Is there too much training?

Question from Parent:

Is there too much training? Sometimes I feel that coaches big-up the childs skills to get the parent to send them to more coaching lessons. Often when they go to these additional coaching lessons, there can 20 other kids on the ice with 2-3 coaches on the ice - how does this benefit the child doing this additional coaching? I personally feel it is a bit of a con so the coached get more cash. At a young age (10) should they be doing training 5-6 days a week - is this good for their body growth? I am new to Canada so I am unsure if this is normal practice? Any light you can provide on this would be great. Thanks

My Answer

Well, first, it's a highly subjective question. You will get many different answers from many different people. I'm sure there are some coaches that use extra sessions as a cash grab, but the reality is that most kids will improve the more they skate, even if they're not getting a lot of one-on-one coach attention. Group stroking sessions can be very effective if the skaters take them seriously and work hard at them. A little correction with a lot of group practice can improve skills so I don't mind seeing 20 kids and one coach if the coach has them all engaged.

As to how many days to train, that is very dependant on the skater and where they are in their development. I'd recommend reviewing the Skate Canada Long Term Athlete Development document. It has a lot of information about athlete development and has some guidelines on how much a skater should be training at various ages and stages of their development. I'm assuming a lot of research went into this document so it's probably your best objective reference.

My daughter was skating 5 times a week when she was 10 and competing as a pre-juvenile. She was combining that with 3 or 4 45-minute off-ice training sessions that were specific to figure skating (stretching, core strengthing, conditioning). Some kids at the same age and level skate quite a bit more, some skate less. My daughter wasn't getting burned out physically or mentally with this level of training and was showing good improvement so we felt it was the right level of training for her. She sustained no injuries at this training level and seemed very structurally healthy. No issues with joints, muscles or bones. For two weeks of skate camp in the summer she trainined 9 hours on the ice and 10 off. I wouldn't recommend keeping that up for the whole year at that age but some kids do.

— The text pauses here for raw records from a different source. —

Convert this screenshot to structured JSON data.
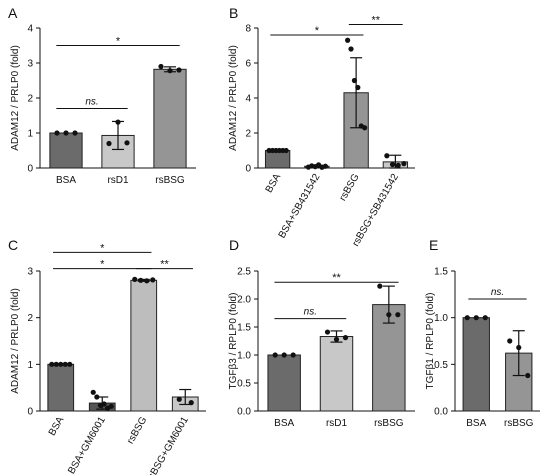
{
  "chart_data": [
    {
      "panel": "A",
      "type": "bar",
      "ylabel": "ADAM12 / PRLP0 (fold)",
      "ylim": [
        0,
        4
      ],
      "yticks": [
        0,
        1,
        2,
        3,
        4
      ],
      "rotate_labels": false,
      "categories": [
        "BSA",
        "rsD1",
        "rsBSG"
      ],
      "values": [
        1.0,
        0.93,
        2.82
      ],
      "errors": [
        0.0,
        0.4,
        0.07
      ],
      "colors": [
        "#6b6b6b",
        "#c8c8c8",
        "#959595"
      ],
      "points": [
        [
          1.0,
          1.0,
          1.0
        ],
        [
          0.7,
          1.31,
          0.72
        ],
        [
          2.9,
          2.78,
          2.8
        ]
      ],
      "annotations": [
        {
          "from": 0,
          "to": 2,
          "y": 3.5,
          "label": "*"
        },
        {
          "from": 0,
          "to": 1,
          "y": 1.7,
          "label": "ns."
        }
      ]
    },
    {
      "panel": "B",
      "type": "bar",
      "ylabel": "ADAM12 / PRLP0 (fold)",
      "ylim": [
        0,
        8
      ],
      "yticks": [
        0,
        2,
        4,
        6,
        8
      ],
      "rotate_labels": true,
      "categories": [
        "BSA",
        "BSA+SB431542",
        "rsBSG",
        "rsBSG+SB431542"
      ],
      "values": [
        1.0,
        0.1,
        4.3,
        0.35
      ],
      "errors": [
        0.0,
        0.06,
        2.0,
        0.38
      ],
      "colors": [
        "#6b6b6b",
        "#555555",
        "#959595",
        "#c8c8c8"
      ],
      "points": [
        [
          1.0,
          1.0,
          1.0,
          1.0,
          1.0,
          1.0
        ],
        [
          0.05,
          0.12,
          0.08,
          0.18,
          0.04,
          0.1
        ],
        [
          7.3,
          6.8,
          5.0,
          4.6,
          2.4,
          2.3
        ],
        [
          0.7,
          0.2,
          0.15,
          0.25
        ]
      ],
      "annotations": [
        {
          "from": 0,
          "to": 2,
          "y": 7.6,
          "label": "*"
        },
        {
          "from": 2,
          "to": 3,
          "y": 8.2,
          "label": "**"
        }
      ]
    },
    {
      "panel": "C",
      "type": "bar",
      "ylabel": "ADAM12 / PRLP0 (fold)",
      "ylim": [
        0,
        3
      ],
      "yticks": [
        0,
        1,
        2,
        3
      ],
      "rotate_labels": true,
      "categories": [
        "BSA",
        "BSA+GM6001",
        "rsBSG",
        "rsBSG+GM6001"
      ],
      "values": [
        1.0,
        0.17,
        2.8,
        0.3
      ],
      "errors": [
        0.0,
        0.13,
        0.02,
        0.16
      ],
      "colors": [
        "#6b6b6b",
        "#555555",
        "#bdbdbd",
        "#c8c8c8"
      ],
      "points": [
        [
          1.0,
          1.0,
          1.0,
          1.0,
          1.0
        ],
        [
          0.4,
          0.3,
          0.12,
          0.15,
          0.06,
          0.1
        ],
        [
          2.82,
          2.8,
          2.79,
          2.81
        ],
        [
          0.25,
          0.18
        ]
      ],
      "annotations": [
        {
          "from": 0,
          "to": 2,
          "y": 3.4,
          "label": "*"
        },
        {
          "from": 0,
          "to": 2,
          "y": 3.05,
          "label": "*"
        },
        {
          "from": 2,
          "to": 3,
          "y": 3.05,
          "label": "**"
        }
      ]
    },
    {
      "panel": "D",
      "type": "bar",
      "ylabel": "TGFβ3 / RPLP0 (fold)",
      "ylim": [
        0,
        2.5
      ],
      "yticks": [
        0.0,
        0.5,
        1.0,
        1.5,
        2.0,
        2.5
      ],
      "rotate_labels": false,
      "categories": [
        "BSA",
        "rsD1",
        "rsBSG"
      ],
      "values": [
        1.0,
        1.33,
        1.9
      ],
      "errors": [
        0.0,
        0.1,
        0.33
      ],
      "colors": [
        "#6b6b6b",
        "#c8c8c8",
        "#959595"
      ],
      "points": [
        [
          1.0,
          1.0,
          1.0
        ],
        [
          1.41,
          1.28,
          1.31
        ],
        [
          2.23,
          1.72,
          1.72
        ]
      ],
      "annotations": [
        {
          "from": 0,
          "to": 2,
          "y": 2.3,
          "label": "**"
        },
        {
          "from": 0,
          "to": 1,
          "y": 1.65,
          "label": "ns."
        }
      ]
    },
    {
      "panel": "E",
      "type": "bar",
      "ylabel": "TGFβ1 / RPLP0 (fold)",
      "ylim": [
        0,
        1.5
      ],
      "yticks": [
        0.0,
        0.5,
        1.0,
        1.5
      ],
      "rotate_labels": false,
      "categories": [
        "BSA",
        "rsBSG"
      ],
      "values": [
        1.0,
        0.62
      ],
      "errors": [
        0.0,
        0.24
      ],
      "colors": [
        "#6b6b6b",
        "#959595"
      ],
      "points": [
        [
          1.0,
          1.0,
          1.0
        ],
        [
          0.75,
          0.68,
          0.38
        ]
      ],
      "annotations": [
        {
          "from": 0,
          "to": 1,
          "y": 1.2,
          "label": "ns."
        }
      ]
    }
  ]
}
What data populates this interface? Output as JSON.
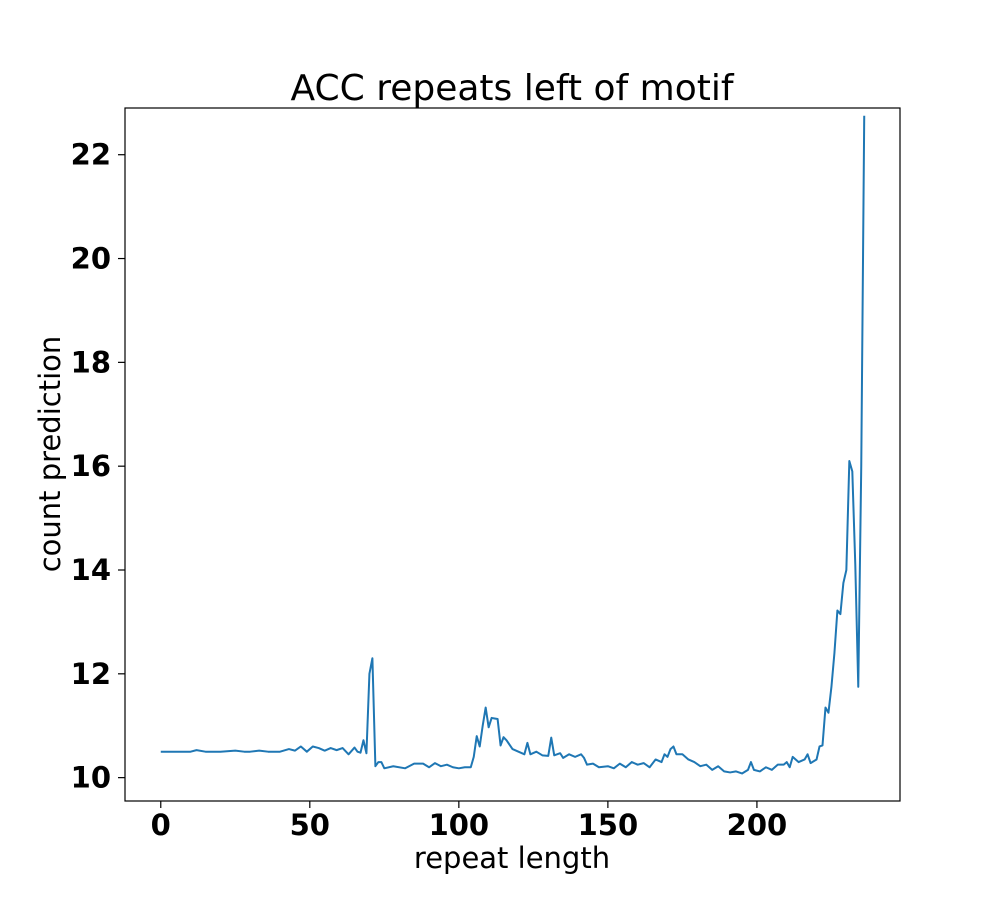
{
  "chart_data": {
    "type": "line",
    "title": "ACC repeats left of motif",
    "xlabel": "repeat length",
    "ylabel": "count prediction",
    "xlim": [
      -12,
      248
    ],
    "ylim": [
      9.55,
      22.9
    ],
    "xticks": [
      0,
      50,
      100,
      150,
      200
    ],
    "xtick_labels": [
      "0",
      "50",
      "100",
      "150",
      "200"
    ],
    "yticks": [
      10,
      12,
      14,
      16,
      18,
      20,
      22
    ],
    "ytick_labels": [
      "10",
      "12",
      "14",
      "16",
      "18",
      "20",
      "22"
    ],
    "grid": false,
    "legend": "none",
    "line_color": "#1f77b4",
    "series": [
      {
        "points": [
          [
            0,
            10.5
          ],
          [
            5,
            10.5
          ],
          [
            10,
            10.5
          ],
          [
            12,
            10.53
          ],
          [
            15,
            10.5
          ],
          [
            20,
            10.5
          ],
          [
            25,
            10.52
          ],
          [
            28,
            10.5
          ],
          [
            30,
            10.5
          ],
          [
            33,
            10.52
          ],
          [
            36,
            10.5
          ],
          [
            40,
            10.5
          ],
          [
            43,
            10.55
          ],
          [
            45,
            10.52
          ],
          [
            47,
            10.6
          ],
          [
            49,
            10.5
          ],
          [
            51,
            10.6
          ],
          [
            53,
            10.57
          ],
          [
            55,
            10.52
          ],
          [
            57,
            10.57
          ],
          [
            59,
            10.53
          ],
          [
            61,
            10.57
          ],
          [
            63,
            10.45
          ],
          [
            65,
            10.58
          ],
          [
            66,
            10.5
          ],
          [
            67,
            10.48
          ],
          [
            68,
            10.72
          ],
          [
            69,
            10.47
          ],
          [
            70,
            12.0
          ],
          [
            71,
            12.3
          ],
          [
            72,
            10.22
          ],
          [
            73,
            10.3
          ],
          [
            74,
            10.3
          ],
          [
            75,
            10.18
          ],
          [
            78,
            10.22
          ],
          [
            82,
            10.18
          ],
          [
            85,
            10.27
          ],
          [
            88,
            10.27
          ],
          [
            90,
            10.2
          ],
          [
            92,
            10.28
          ],
          [
            94,
            10.22
          ],
          [
            96,
            10.25
          ],
          [
            98,
            10.2
          ],
          [
            100,
            10.18
          ],
          [
            102,
            10.2
          ],
          [
            104,
            10.2
          ],
          [
            105,
            10.4
          ],
          [
            106,
            10.8
          ],
          [
            107,
            10.6
          ],
          [
            108,
            11.0
          ],
          [
            109,
            11.35
          ],
          [
            110,
            10.97
          ],
          [
            111,
            11.15
          ],
          [
            112,
            11.14
          ],
          [
            113,
            11.13
          ],
          [
            114,
            10.62
          ],
          [
            115,
            10.78
          ],
          [
            116,
            10.72
          ],
          [
            118,
            10.55
          ],
          [
            120,
            10.5
          ],
          [
            122,
            10.45
          ],
          [
            123,
            10.67
          ],
          [
            124,
            10.45
          ],
          [
            126,
            10.5
          ],
          [
            128,
            10.43
          ],
          [
            130,
            10.42
          ],
          [
            131,
            10.77
          ],
          [
            132,
            10.43
          ],
          [
            134,
            10.47
          ],
          [
            135,
            10.38
          ],
          [
            137,
            10.45
          ],
          [
            139,
            10.4
          ],
          [
            141,
            10.45
          ],
          [
            142,
            10.38
          ],
          [
            143,
            10.25
          ],
          [
            145,
            10.27
          ],
          [
            147,
            10.2
          ],
          [
            150,
            10.22
          ],
          [
            152,
            10.18
          ],
          [
            154,
            10.27
          ],
          [
            156,
            10.2
          ],
          [
            158,
            10.3
          ],
          [
            160,
            10.25
          ],
          [
            162,
            10.28
          ],
          [
            164,
            10.2
          ],
          [
            166,
            10.35
          ],
          [
            168,
            10.3
          ],
          [
            169,
            10.45
          ],
          [
            170,
            10.4
          ],
          [
            171,
            10.55
          ],
          [
            172,
            10.6
          ],
          [
            173,
            10.45
          ],
          [
            175,
            10.45
          ],
          [
            177,
            10.35
          ],
          [
            179,
            10.3
          ],
          [
            181,
            10.22
          ],
          [
            183,
            10.25
          ],
          [
            185,
            10.15
          ],
          [
            187,
            10.22
          ],
          [
            189,
            10.12
          ],
          [
            191,
            10.1
          ],
          [
            193,
            10.12
          ],
          [
            195,
            10.08
          ],
          [
            197,
            10.15
          ],
          [
            198,
            10.3
          ],
          [
            199,
            10.15
          ],
          [
            201,
            10.12
          ],
          [
            203,
            10.2
          ],
          [
            205,
            10.15
          ],
          [
            207,
            10.25
          ],
          [
            209,
            10.25
          ],
          [
            210,
            10.3
          ],
          [
            211,
            10.2
          ],
          [
            212,
            10.4
          ],
          [
            214,
            10.3
          ],
          [
            216,
            10.35
          ],
          [
            217,
            10.45
          ],
          [
            218,
            10.28
          ],
          [
            220,
            10.35
          ],
          [
            221,
            10.6
          ],
          [
            222,
            10.62
          ],
          [
            223,
            11.35
          ],
          [
            224,
            11.25
          ],
          [
            225,
            11.75
          ],
          [
            226,
            12.4
          ],
          [
            227,
            13.22
          ],
          [
            228,
            13.15
          ],
          [
            229,
            13.75
          ],
          [
            230,
            14.0
          ],
          [
            231,
            16.1
          ],
          [
            232,
            15.9
          ],
          [
            233,
            14.1
          ],
          [
            234,
            11.75
          ],
          [
            235,
            16.0
          ],
          [
            236,
            22.75
          ]
        ]
      }
    ]
  }
}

I'm definitely not an expert on youth physical development but I believe that kids shouldn't be using free weights or weight machines. My daughter's off-ice training is based on isometrics and exercises that work their body against gravity or against other muscles which I think is a healthy approach. Maybe there's a time when weights are necessary but I don't know when that is.

I think it's also important to have a balanced training program on the ice. If a skater is focusing on a small set of skills, there is probably a higher risk of repetitive stress injury.